Mencari Keluarga, Menemukan Diri
Waktu berlalu cepat. Amani tumbuh menjadi gadis remaja yang cerdas dan beriman. Prestasinya di pesantren sangat membanggakan. Ia pandai menghafal Al-Quran, berbicara dengan lancar dan fasih, dan memiliki suara yang merdu saat melantunkan ayat-ayat suci. Ia juga aktif dalam kegiatan sosial dan selalu siap membantu teman-temannya. Kehadirannya di pesantren memberikan aura positif bagi lingkungan sekitar.
Namun, di balik kesuksesannya, Amani masih menyimpan kerinduan akan keluarga. Ia sering termenung, membayangkan bagaimana rasanya memiliki orang tua yang menyayanginya. Ia merasa bersyukur atas kehadiran Rangga dan Kasih, namun kehadiran mereka tetap terbatas karena jarak dan kesibukan. Bayu, adiknya, tetap menjadi saudara yang selalu ia sayangi dan lindungi. Mereka saling menguatkan di tengah keterbatasan yang mereka hadapi.

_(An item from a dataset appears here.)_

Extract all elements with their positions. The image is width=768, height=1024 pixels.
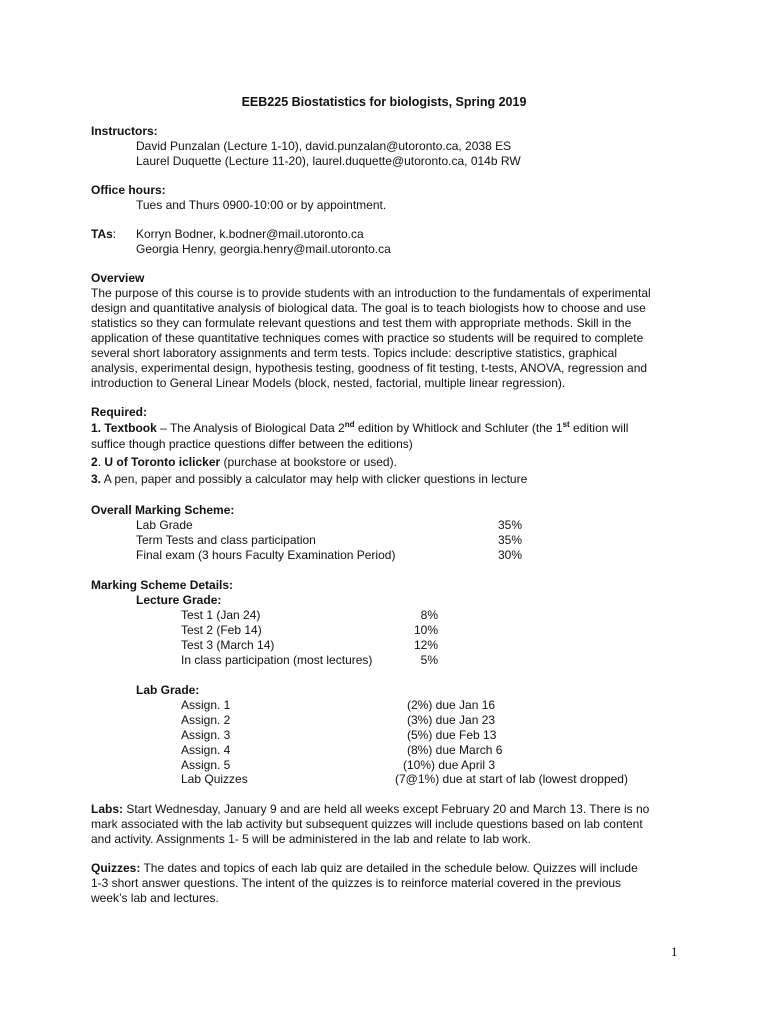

Suatu hari, Ustadzah Aisyah mengajak Amani untuk bercerita tentang keluarganya. Amani mencurahkan isi hatinya. Ustadzah Aisyah mendengarkan dengan sabar, memberikan semangat dan nasihat bijak. Aisyah menjelaskan bahwa keluarga tidak harus memiliki ikatan darah, tetapi ikatan hati. Ia menyarankan agar Amani mencari keluarga pengganti, orang-orang yang dapat memberikan kasih sayang dan dukungan. Amani mulai membuka hati untuk menerima kemungkinan itu.
pov
Menebar Kebaikan, Menuai Berkah
Amani semakin aktif dalam kegiatan sosial di sekitar pesantren. Ia mengajar mengaji anak-anak di kampung sekitar, membantu warga yang membutuhkan, dan selalu bersedia berbagi ilmu dan pengalamannya dengan orang lain. Ia merasa bahwa dengan menebar kebaikan, ia dapat menemukan kedamaian dan kebahagiaan sejati.